Upfront Tax Burden – Time To Look at Options Closer to Home
The Treasury has said the UK will seek to mitigate any cash flow impacts if Britain leaves the EU VAT area after Brexit, this will mean that businesses will be forced to pay the tax upfront, creating cashflow burdens that could cripple small businesses.
Legislation is currently being considered by MPs that could see over 130,000 UK firms forced to pay VAT upfront for the first time on all goods imported from the EU. The VAT changes spelled out in the Taxation (Cross-Border Trade) Bill, is one of several Brexit laws passing through parliament. Presently businesses that import goods from the EU can register with HMRC to bring them into the UK free of VAT. However, without a deal importers will have to pay the money upfront and then recover it later, creating a cashflow problem, particularly for small businesses that would need to spend significant sums out before they can be recouped in sales.

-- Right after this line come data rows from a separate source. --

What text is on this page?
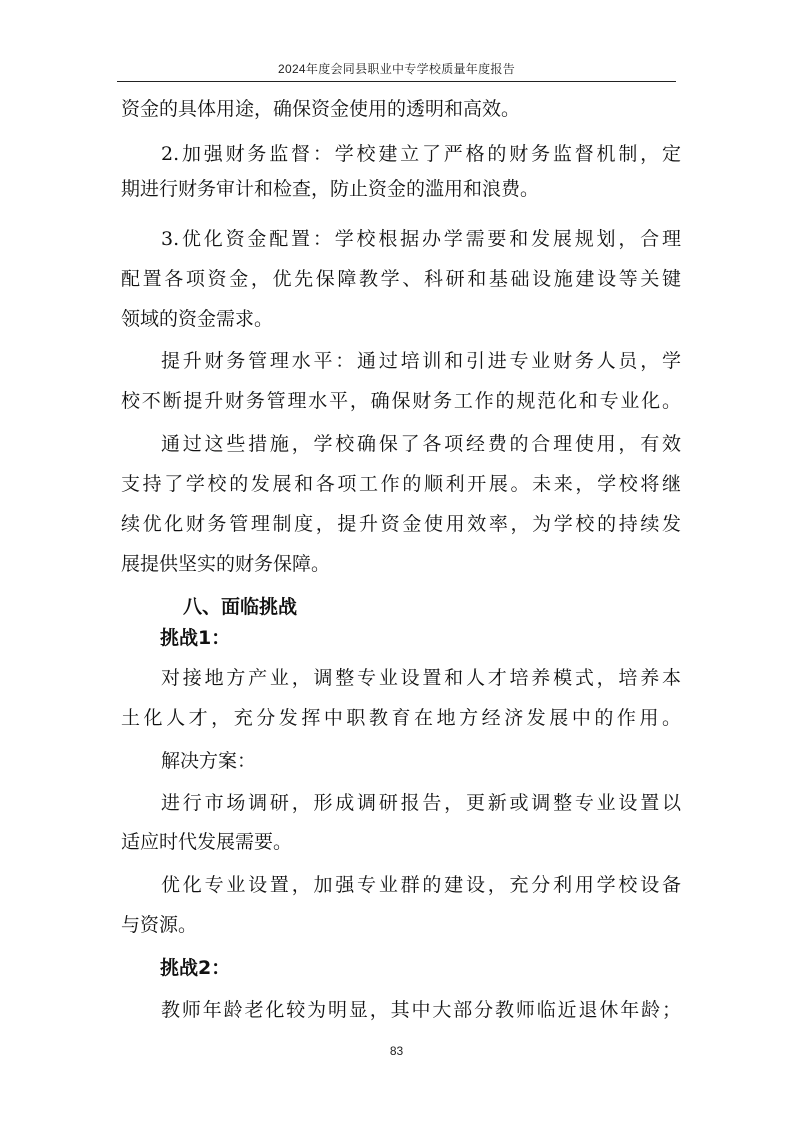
2024年度会同县职业中专学校质量年度报告
资金的具体用途，确保资金使用的透明和高效。
2.加强财务监督：学校建立了严格的财务监督机制，定
期进行财务审计和检查，防止资金的滥用和浪费。
3.优化资金配置：学校根据办学需要和发展规划，合理
配置各项资金，优先保障教学、科研和基础设施建设等关键
领域的资金需求。
提升财务管理水平：通过培训和引进专业财务人员，学
校不断提升财务管理水平，确保财务工作的规范化和专业化。
通过这些措施，学校确保了各项经费的合理使用，有效
支持了学校的发展和各项工作的顺利开展。未来，学校将继
续优化财务管理制度，提升资金使用效率，为学校的持续发
展提供坚实的财务保障。
八、面临挑战
挑战1：
对接地方产业，调整专业设置和人才培养模式，培养本
土化人才，充分发挥中职教育在地方经济发展中的作用。
解决方案：
进行市场调研，形成调研报告，更新或调整专业设置以
适应时代发展需要。
优化专业设置，加强专业群的建设，充分利用学校设备
与资源。
挑战2：
教师年龄老化较为明显，其中大部分教师临近退休年龄；
83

(Buy UK! – Fashion Enter Factory in North London)
Jenny Holloway, CEO of FashionCapital & Fashion Enter commented:
“If you are a designer or retailer importing from the EU after Brexit it means you will need to pay the VAT upfront. Small firms are already having issues with their cash flow with an estimated £18bn being withheld from them due to the late payment crisis. So buy UK! Look seriously at all the benefits there are by having production locally! You can save on transport and freight improving the carbon footprint. No communication issues; drop in visits for in-work checks and AQLs. Being so local means you can ensure ethical trading is occurring! The UK has so much to offer.”